The sun is out for the first time in a long while. The new dump of snow we had this past few days is soft and wet over the ice. The depths vary with the location and where the wind threw it. My calves and their Moms were out in the paddock this morning. Pojangles is the lead pushing out, huge back legged to the furthest reaches, the herd running behind him.
I caught him chewing the electric line. So I lured them back into the barn, tightened up the connections to the energizer and used the wet hay strand trick to find out what was wrong. Thankfully, the old "fencelines are fun to chew" imprint didn't quite settle, because he got a good zap on his pink nose when I let them back out.
I worked nearby, shovelling the snow off from around the base of the hoophouse so I can get the plastic up on her. I'll be able to move my onions in a week or 2, so I can plant the next batch of things under the lights in the potting house.

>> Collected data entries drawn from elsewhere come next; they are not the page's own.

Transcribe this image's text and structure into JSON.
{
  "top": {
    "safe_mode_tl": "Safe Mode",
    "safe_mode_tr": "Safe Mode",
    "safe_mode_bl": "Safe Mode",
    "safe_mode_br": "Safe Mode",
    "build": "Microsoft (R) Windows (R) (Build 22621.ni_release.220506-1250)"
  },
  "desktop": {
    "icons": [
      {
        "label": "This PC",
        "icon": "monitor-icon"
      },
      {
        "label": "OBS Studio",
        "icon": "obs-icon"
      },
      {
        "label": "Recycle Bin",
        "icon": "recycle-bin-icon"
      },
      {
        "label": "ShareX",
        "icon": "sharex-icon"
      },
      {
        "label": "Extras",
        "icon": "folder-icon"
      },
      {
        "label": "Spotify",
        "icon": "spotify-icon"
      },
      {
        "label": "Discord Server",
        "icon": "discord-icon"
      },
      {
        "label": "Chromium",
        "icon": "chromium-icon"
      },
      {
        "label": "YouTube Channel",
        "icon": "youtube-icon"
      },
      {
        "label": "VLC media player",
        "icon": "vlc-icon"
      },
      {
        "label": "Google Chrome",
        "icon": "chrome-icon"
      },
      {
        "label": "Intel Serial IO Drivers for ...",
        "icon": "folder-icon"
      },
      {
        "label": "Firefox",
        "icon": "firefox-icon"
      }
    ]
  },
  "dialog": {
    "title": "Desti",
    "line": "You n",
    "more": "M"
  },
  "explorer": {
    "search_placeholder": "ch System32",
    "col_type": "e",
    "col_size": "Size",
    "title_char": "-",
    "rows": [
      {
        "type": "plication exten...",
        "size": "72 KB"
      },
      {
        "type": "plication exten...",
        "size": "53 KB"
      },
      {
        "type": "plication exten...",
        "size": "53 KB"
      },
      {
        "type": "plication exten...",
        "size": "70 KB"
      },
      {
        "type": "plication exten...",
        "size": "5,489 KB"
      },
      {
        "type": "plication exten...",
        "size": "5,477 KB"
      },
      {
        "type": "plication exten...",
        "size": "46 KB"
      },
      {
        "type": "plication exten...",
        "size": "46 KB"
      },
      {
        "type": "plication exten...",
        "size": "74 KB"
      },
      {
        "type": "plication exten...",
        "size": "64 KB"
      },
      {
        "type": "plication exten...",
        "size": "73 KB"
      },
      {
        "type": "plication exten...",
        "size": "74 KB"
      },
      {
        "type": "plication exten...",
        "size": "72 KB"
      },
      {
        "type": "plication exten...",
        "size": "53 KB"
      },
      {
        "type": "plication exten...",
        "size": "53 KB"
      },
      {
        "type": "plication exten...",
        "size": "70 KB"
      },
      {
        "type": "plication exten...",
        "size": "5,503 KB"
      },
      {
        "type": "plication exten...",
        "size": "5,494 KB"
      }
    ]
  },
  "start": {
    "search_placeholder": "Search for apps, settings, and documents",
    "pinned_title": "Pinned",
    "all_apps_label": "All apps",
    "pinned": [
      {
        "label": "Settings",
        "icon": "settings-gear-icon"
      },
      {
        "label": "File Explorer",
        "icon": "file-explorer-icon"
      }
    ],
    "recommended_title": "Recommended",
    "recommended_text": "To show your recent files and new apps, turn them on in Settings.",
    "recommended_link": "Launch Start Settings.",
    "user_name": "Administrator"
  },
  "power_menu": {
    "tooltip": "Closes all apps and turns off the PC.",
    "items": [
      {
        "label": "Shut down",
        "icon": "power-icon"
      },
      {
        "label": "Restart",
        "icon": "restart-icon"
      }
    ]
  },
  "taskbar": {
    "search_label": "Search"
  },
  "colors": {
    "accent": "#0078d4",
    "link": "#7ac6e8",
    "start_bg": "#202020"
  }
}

There are so many things to do and yet the snow is still very ample, the river frozen solid. Yet the sun and the big drips off the buildings today and the presence of my garden under the white stirred some motivation.
I can't imagine having the capacity to write 2 and 3 posts daily, as I had been doing this winter and expect there will be a seasonal rhythm to the blogging. There are too many things to do on the farm and the topics I want/need to write about (apart from my farming) appear to take the kind of time and attention that I don't have if I am to devote myself fully to the farm. It is almost time.
Its a bit scary, a little daunting:those 60-75 hr weeks. The uncertainty of a new garden in a new community.
So in this small window before the full warm bustling of the season, I want to think about how I can be a blogger through the spring and summer and if it is even possible. I do know that I can't be writing about just the ripening of peas and the escaping of cows (farm stuff); I need to write too about the social/political context that I find myself farming within.